Chaque samedi, un de nos journalistes répond, en compagnie d’experts, à l’une de vos questions sur l’économie, les finances, les marchés, etc.

J’aimerais comprendre comment un pays peut avoir une économie avec un PIB en croissance de moins de 3 %, alors que son taux d’inflation est de plus de 6 %.

Chantal B.

Pour répondre à cette question, La Presse a fait appel à l’économiste Alexandra Ducharme, de la Banque Nationale. Mme Ducharme produit régulièrement des analyses sur l’évolution des chiffres du PIB (produit intérieur brut) et de l’inflation dans l’économie canadienne.

D’emblée, Mme Ducharme signale que cet écart apparent entre le taux de croissance du PIB et le taux d’inflation n’est pas considéré comme un indicateur vraiment pertinent en analyse de la conjoncture économique. De même que dans l’analyse de la gestion de la politique monétaire et des taux d’intérêt par la Banque du Canada.

Comme solution de rechange, Alexandra Ducharme suggère d’expliquer ce découplage entre le taux de croissance du PIB et le taux d’inflation en se tournant vers un indicateur plus important en analyse de la conjoncture économique, c’est-à-dire l’écart entre le niveau du « PIB réel » et le « PIB potentiel » de l’économie canadienne.

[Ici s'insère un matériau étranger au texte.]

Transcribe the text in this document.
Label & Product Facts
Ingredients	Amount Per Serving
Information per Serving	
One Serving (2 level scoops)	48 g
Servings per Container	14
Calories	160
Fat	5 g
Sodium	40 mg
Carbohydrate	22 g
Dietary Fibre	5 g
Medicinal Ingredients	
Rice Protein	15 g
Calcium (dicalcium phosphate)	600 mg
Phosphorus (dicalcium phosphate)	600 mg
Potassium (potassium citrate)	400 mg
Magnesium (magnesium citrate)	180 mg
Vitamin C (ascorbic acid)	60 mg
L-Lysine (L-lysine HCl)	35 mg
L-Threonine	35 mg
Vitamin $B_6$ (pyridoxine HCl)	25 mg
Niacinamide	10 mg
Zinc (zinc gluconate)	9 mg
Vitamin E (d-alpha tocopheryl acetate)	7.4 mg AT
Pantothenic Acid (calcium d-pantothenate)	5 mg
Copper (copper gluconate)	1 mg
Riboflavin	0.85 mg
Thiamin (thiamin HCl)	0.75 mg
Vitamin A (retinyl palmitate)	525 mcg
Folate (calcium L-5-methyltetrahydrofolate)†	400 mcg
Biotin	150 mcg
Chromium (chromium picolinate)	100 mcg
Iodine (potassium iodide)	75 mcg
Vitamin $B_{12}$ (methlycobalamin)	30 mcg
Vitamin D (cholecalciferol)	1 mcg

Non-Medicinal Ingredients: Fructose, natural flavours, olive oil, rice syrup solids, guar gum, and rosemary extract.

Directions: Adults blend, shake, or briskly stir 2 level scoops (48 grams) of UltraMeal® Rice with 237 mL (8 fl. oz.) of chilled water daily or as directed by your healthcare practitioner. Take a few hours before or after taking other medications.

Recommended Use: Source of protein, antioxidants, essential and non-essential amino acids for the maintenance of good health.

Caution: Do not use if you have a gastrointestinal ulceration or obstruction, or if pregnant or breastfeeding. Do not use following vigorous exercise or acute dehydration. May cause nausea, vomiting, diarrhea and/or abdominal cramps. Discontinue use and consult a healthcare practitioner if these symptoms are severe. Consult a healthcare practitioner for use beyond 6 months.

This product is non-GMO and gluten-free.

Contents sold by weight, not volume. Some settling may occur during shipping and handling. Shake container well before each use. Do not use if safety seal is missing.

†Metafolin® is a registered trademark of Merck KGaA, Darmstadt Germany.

Pourquoi ces deux notions de PIB ?

« Pour l’essentiel, le PIB réel réfère à la mesure de l’activité économique au Canada qui est mise à jour chaque trimestre, et déjà largement médiatisée dans l’actualité économique », résume Mme Ducharme.

« Quant au PIB potentiel, il s’agit d’une estimation entretenue par les économistes, dont ceux de la Banque du Canada, afin de déterminer la capacité de l’économie en fonction de certains facteurs socioéconomiques, notamment la croissance de la population en emploi. »

Quelle est la relation entre ces deux notions de PIB ?

En règle générale, lorsque le niveau du PIB réel dépasse celui du PIB potentiel, c’est considéré comme un indicateur que la demande de biens et services dans l’économie dépasse l’offre disponible. Ça peut donc être une cause potentielle de pressions inflationnistes.

Alexandra Ducharme, économiste de la Banque Nationale

« En contrepartie, lorsque le PIB réel est inférieur à l’estimation du PIB potentiel, c’est habituellement un indicateur que la demande de biens et services est inférieure à l’offre disponible. Une telle conjoncture peut augurer d’une baisse des pressions inflationnistes dans l’économie. »

Cela dit, ajoute Mme Ducharme, l’un des principaux objectifs de la gestion de politique monétaire (taux d’intérêt) par la Banque du Canada est « de maintenir un certain équilibre entre le niveau du PIB réel et le niveau du PIB potentiel dans l’économie canadienne ».

Ainsi, en période d’écart négatif entre ces deux chiffres de PIB, la Banque du Canada sera motivée à maintenir les taux d’intérêt bas afin de stimuler l’économie sans toutefois risquer d’attiser l’inflation.

À l’opposé, en cas d’écart positif du PIB réel par rapport au PIB potentiel, la Banque du Canada sera alors incitée à augmenter les taux d’intérêt afin de freiner la demande de biens et services, et atténuer ainsi les pressions inflationnistes dans l’économie.

C’est d’ailleurs cette conjoncture qui perdure dans l’économie canadienne depuis la sortie de la crise de la pandémie. Ce qui explique en bonne partie la rapide séquence de hausses de taux d’intérêt menée par la Banque du Canada depuis le début de l’an dernier, et dont les effets se font de plus en plus sentir dans l’économie.

À cet égard, Alexandra Ducharme note que la plus récente prévision de la Banque du Canada de croissance du PIB réel au premier trimestre 2023 – à 2,3 % – est maintenant égale à son estimation du taux de croissance du PIB potentiel.

Cependant, étant donné l’impact retardé des hausses de taux d’intérêt déjà réalisées, la croissance du PIB réel au deuxième trimestre de 2023 pourrait être inférieure à la croissance du PIB potentiel.

De l’avis de Mme Ducharme, cette observation augure d’un prochain retour du PIB réel au niveau du PIB potentiel, et donc d’une détente des pressions inflationnistes dans l’économie canadienne.

C’est aussi ce qui aurait motivé la Banque du Canada à faire état récemment de son intention de mettre en pause sa politique de hausses de taux d’intérêt au cours des prochains mois.